Warum sind die Anhänger des Gutmenschentums oft so fanatisch? Es gibt eine einfache Antwort: Gutmenschen glauben meistens nicht an Gott. Sie wollen ihren Mitmenschen gegenüber moralisch herausragen und müssen darum besonders laut krähen. Wer als Christ daran glaubt, dass der liebe Gott alles sieht, ist auf menschliche Zustimmung nicht so sehr angewiesen und ist darum in der Öffentlichkeit im moralischen Wettstreit zurückhaltender. Warum aber sind heutzutage gerade viele Christen besonders fanatische Gutmenschen? Warum ist Margot Käßmann eine Ikone des Gutmenschentums? Warum sind Kirchentage Orgien des Gutmenschentums geworden? Das Gutmenschentum ist heute der Hauptkonkurrent der christlichen Kirchen und hat das Christentum schon sehr stark zurückgedrängt. Die Kirchen unternehmen deshalb große Anstrengungen, die verlorenen Schäfchen wiederzugewinnen, indem sie sich als gutmenschlicher als die Gutmenschen präsentieren.

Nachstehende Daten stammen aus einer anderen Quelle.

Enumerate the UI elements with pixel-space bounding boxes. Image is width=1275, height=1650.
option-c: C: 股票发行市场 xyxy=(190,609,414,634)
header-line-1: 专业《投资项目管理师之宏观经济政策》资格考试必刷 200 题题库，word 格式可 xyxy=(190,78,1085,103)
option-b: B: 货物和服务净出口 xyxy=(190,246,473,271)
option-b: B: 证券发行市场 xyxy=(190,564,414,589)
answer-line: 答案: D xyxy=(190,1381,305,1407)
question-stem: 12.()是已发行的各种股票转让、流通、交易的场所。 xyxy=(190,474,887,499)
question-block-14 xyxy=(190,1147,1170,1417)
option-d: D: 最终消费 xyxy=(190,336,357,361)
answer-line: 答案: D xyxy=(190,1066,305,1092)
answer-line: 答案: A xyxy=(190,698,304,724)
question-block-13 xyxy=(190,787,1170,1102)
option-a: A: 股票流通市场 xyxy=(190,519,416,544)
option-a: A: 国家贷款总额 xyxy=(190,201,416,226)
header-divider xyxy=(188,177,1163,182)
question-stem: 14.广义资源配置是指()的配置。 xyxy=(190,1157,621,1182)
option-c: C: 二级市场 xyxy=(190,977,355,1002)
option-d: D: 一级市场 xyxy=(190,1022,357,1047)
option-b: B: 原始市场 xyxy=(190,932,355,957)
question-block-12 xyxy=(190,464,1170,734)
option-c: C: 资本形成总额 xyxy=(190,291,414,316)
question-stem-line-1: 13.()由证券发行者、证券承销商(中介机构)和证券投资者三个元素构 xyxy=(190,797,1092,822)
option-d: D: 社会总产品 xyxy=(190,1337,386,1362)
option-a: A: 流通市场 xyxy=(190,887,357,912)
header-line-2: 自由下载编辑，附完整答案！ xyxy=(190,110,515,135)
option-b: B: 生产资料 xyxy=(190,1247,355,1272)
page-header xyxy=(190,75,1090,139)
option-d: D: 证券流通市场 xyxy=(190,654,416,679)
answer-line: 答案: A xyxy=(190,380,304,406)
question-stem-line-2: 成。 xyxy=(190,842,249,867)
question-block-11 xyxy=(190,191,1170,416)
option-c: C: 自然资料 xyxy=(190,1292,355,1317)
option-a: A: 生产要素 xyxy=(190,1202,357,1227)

Weniger gutmenschlich geht es nur noch in den weiter schwindenden Reihen der traditionsgebundenen Christen zu.
Warum ist außerhalb der westlichen Welt das Gutmenschentum so schwach entwickelt? Eine Grundvoraussetzung fehlt noch in den meisten Ländern: reichlich Wohlstand. Erst damit erst können traditionelle Zwänge entfallen, so dass sich die beschriebene Entwicklung vollzieht. Außerdem hat sich gezeigt, dass es in anderen Kulturen (z. B. in China und Japan) selbst bei schnellem Wirtschaftswachstum nicht so schnell wie im Westen zum Verfall der traditionellen Wertesysteme kommt. Wer z. B. vollauf damit beschäftigt ist, sich der älteren Generation und den eigenen Nachwuchs bis zur Selbstaufopferung zu widmen, hat kaum das Bedürfnis, sich in einen gutmenschlichen Moralwettbewerb zu stürzen.
Noch eine allerletzte Frage: warum sind die Kritiker der Gutmenschen, z. B. die Autoren der Achse des Guten, keine Gutmenschen geworden oder sind davon abgekommen? Haben sie nicht wie die Gutmenschen das Bedürfnis, ihre moralische Überlegenheit zu beweisen? Doch, aber sie haben einen anderen Dreh gefunden, dieses Bedürfnis zu befriedigen. In einer Gesellschaft, die so vom Gutmenschentum durchdrungen ist wie die unsere, ist es schon sehr schwer, noch eins draufzulegen und auf dem Feld der Gutmenschen-Werte Überlegenheit unter Beweis zu stellen. Sie probieren also ein neues Moralspiel aus: wer ist der Ehrlichste, vor sich selbst und vor anderen?